Friday, June 16, 2006

 

Uh... Support the Troops!

So, let me see if I've got this straight: Prime Minister Nouri al-Maliki is planning on introducing a piece of legislation that should help calm down the insurgency. What does this measure include? Well, for one thing, offering amnesty to insurgents who have attacked and possibly killed only Americans. Which, while possibly good-intentioned, is wholly sick, and completely ignores the sacrifice of American soldiers.

Which makes it all the more of a travesty that, apparently, our senators are all for it.

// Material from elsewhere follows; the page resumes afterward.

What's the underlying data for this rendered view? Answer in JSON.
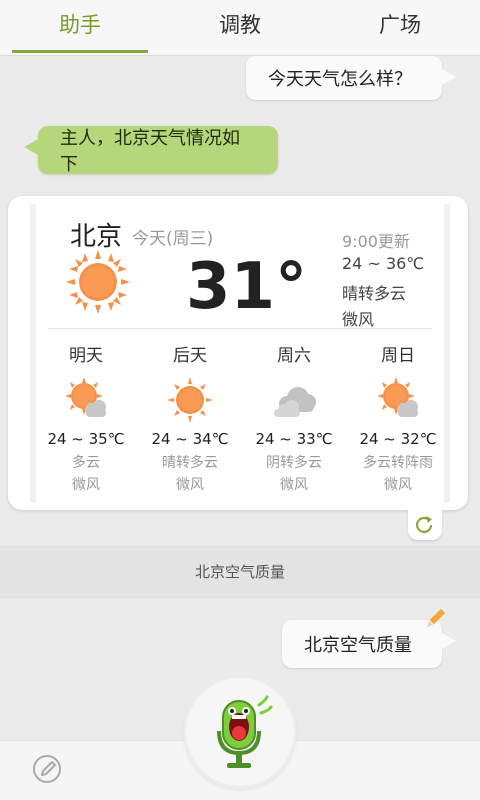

I am all for peace in Iraq. I am all for a stable Iraq. I just do not want the price of that peace to be the stubborn ignorance of the loss of American life. When anyone who supports the war gets up there and blathers about how setting a timetable for withdrawal shows disrespect for all that we've lost so far, they should think about this first.

Give it a few years, and I'm sure we'll see a First Blood remake arriving in theatres just in time for Christmas. God only knows, we deserve it.

Comments:
"Did we punish Japanese, German, or Confederate troops for killing our soldiers?"

Neither have we punished any of the soldiers we fought during the actual war (March-May 2003).

"We can punish terrorism, because terrorism is a war crime, but attacking soldiers isn't terrorism."

I agree. I know that there's a thin line between terrrorism and resistance, and there are parts where that line seems to fade. I was wrong phrasing this the way I have.

My major problem is more likely the wholesale embrace of this proposed measure by certain senators on the right, the same people who were for the war in the first place. This, coupled with the other "support" from the government (e.g., "You go to war with the army you have, not the army you want"), just seems to add to the idea that those who most ardently claim to "support the troops"- and, more importantly, attack others for not supporting the war- don't really seem to care about our servicemen. I know it's a good idea, but I at least expect a little outrage from the people who claim to stand behind the troops, and not, as in Lamar Alexander's case, a glowing comparison between this idea and those that got Nelson Mandela the Nobel Peace Prize.